Pois bem, como quem está na chuva não tem mais medo de se molhar, pensei no sutiã do Maggio e autorizei os novos gastos. Parece que a tortura de pagar está diminuindo de ímpeto, só que agora que começou para valer as reformas o meu espaço está ficando cada vez menor.
Meu escritório está entulhado e minha amada poltrona devidamente ocupada por dezenas de objetos. Não consigo nem alcançar meus livros e nem assistir minha televisão exclusiva.
Estou me sentindo como se estivesse no forte Álamo cercado de soldados mexicanos por todos os lados. Nem consigo dormir direito e estou tendo pesadelos dos mais variados. Sonhei até que fiz uma lambança no Clube Curitibano quando demiti metade dos funcionários a revelia da diretoria.
Foi uma encrenca para mais de metro. Acordei com o pijama ensopado. De olhos abertos me dei conta de que nem sou sócio daquele conceituado clube.
E agora o pior: minha mulher pediu para deixarmos nosso apartamento:
- Como? Sair de casa?
- Sim, pois os pintores estão chegando e com o pulmão que você tem é melhor irmos para um hotel!
Senti que não tenho como discutir e nem implorar. Sinto que o Vezozo do Hotel Bourbon vai ter mais um par de hóspedes por alguns dias. No resumo da ópera ouso escrever que o meu imóvel está pior do que casa de família americana tem objetos soltos e jogados por todos os lugares.
Minha única preocupação no momento é saber onde está meu par de dentaduras que tirei para dormir e coloquei dentro de um copo com água, sobre o criado mudo, e hoje de manhã quando acordei não vi mais nem o copo, pois no seu lugar tinham vários vidros de remédios:
- Onde estão minhas dentaduras? - Perguntei.
- Não sei, veja se não estão na gaveta...
Abri a gaveta, olhei seu interior, remexi tudo que estava dentro e não encontrei. Sai para o corredor e vi um dos pintores que me deu um largo sorriso. Não pude corresponder por motivos óbvios. Voltei para o interior do quarto e não vi mais minhas “chapas”.
Desgostoso deitei na cama e mesmo com raiva cochilei. De repente acordei e fiquei pensando naquele pintor que sorriu, seu sorriso tinha algo que não me era estranho.
Dei um pulo da cama:
- Putz, o desgraçado do pintor com certeza está com minhas dentaduras!
Me deu vontade de sair do quarto para arrebatar a força minhas duas “chapas”; mas equilibrado, contei até dez.

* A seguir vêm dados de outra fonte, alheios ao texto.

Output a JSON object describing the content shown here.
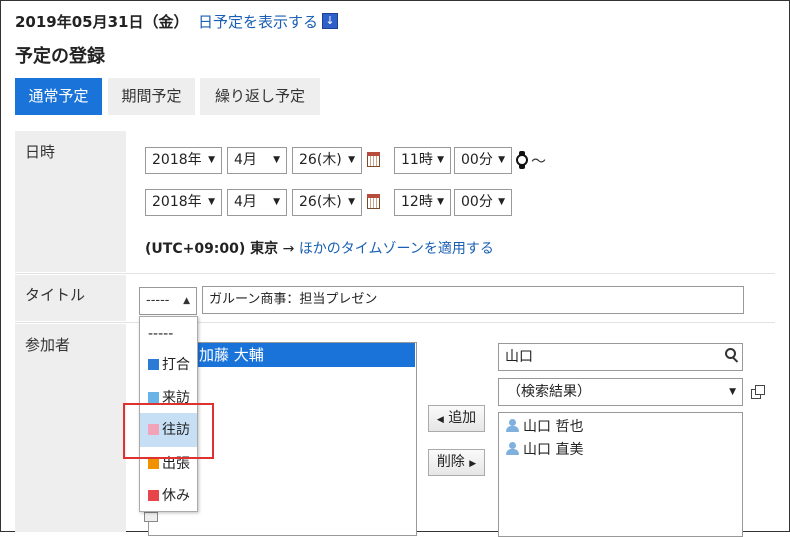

Daí então mais calmo, pensei comigo mesmo:
- Pombas, já me levaram todos os tostões que eu tinha e eu vou me aborrecer por umas dentaduras usadas? Ora, claro que não, já que foram os anéis dos dedos um tiquinho do dedinho não vai fazer falta nenhuma. Vou ser otimista: pode até ser que assim eu chegue a Presidência da República...
“Encontrei no almoço o meu querido amigo Prof. Afonso Antoniuk e quando lhe contei que estava reformando o meu apartamento, ele com toda sapiência riu e disse: “- Reforma serve para briga de casal!” Não é o meu caso. Mas se alguém precisar de um pintor posso indicar um, que tem um sorriso muito parecido com o meu!”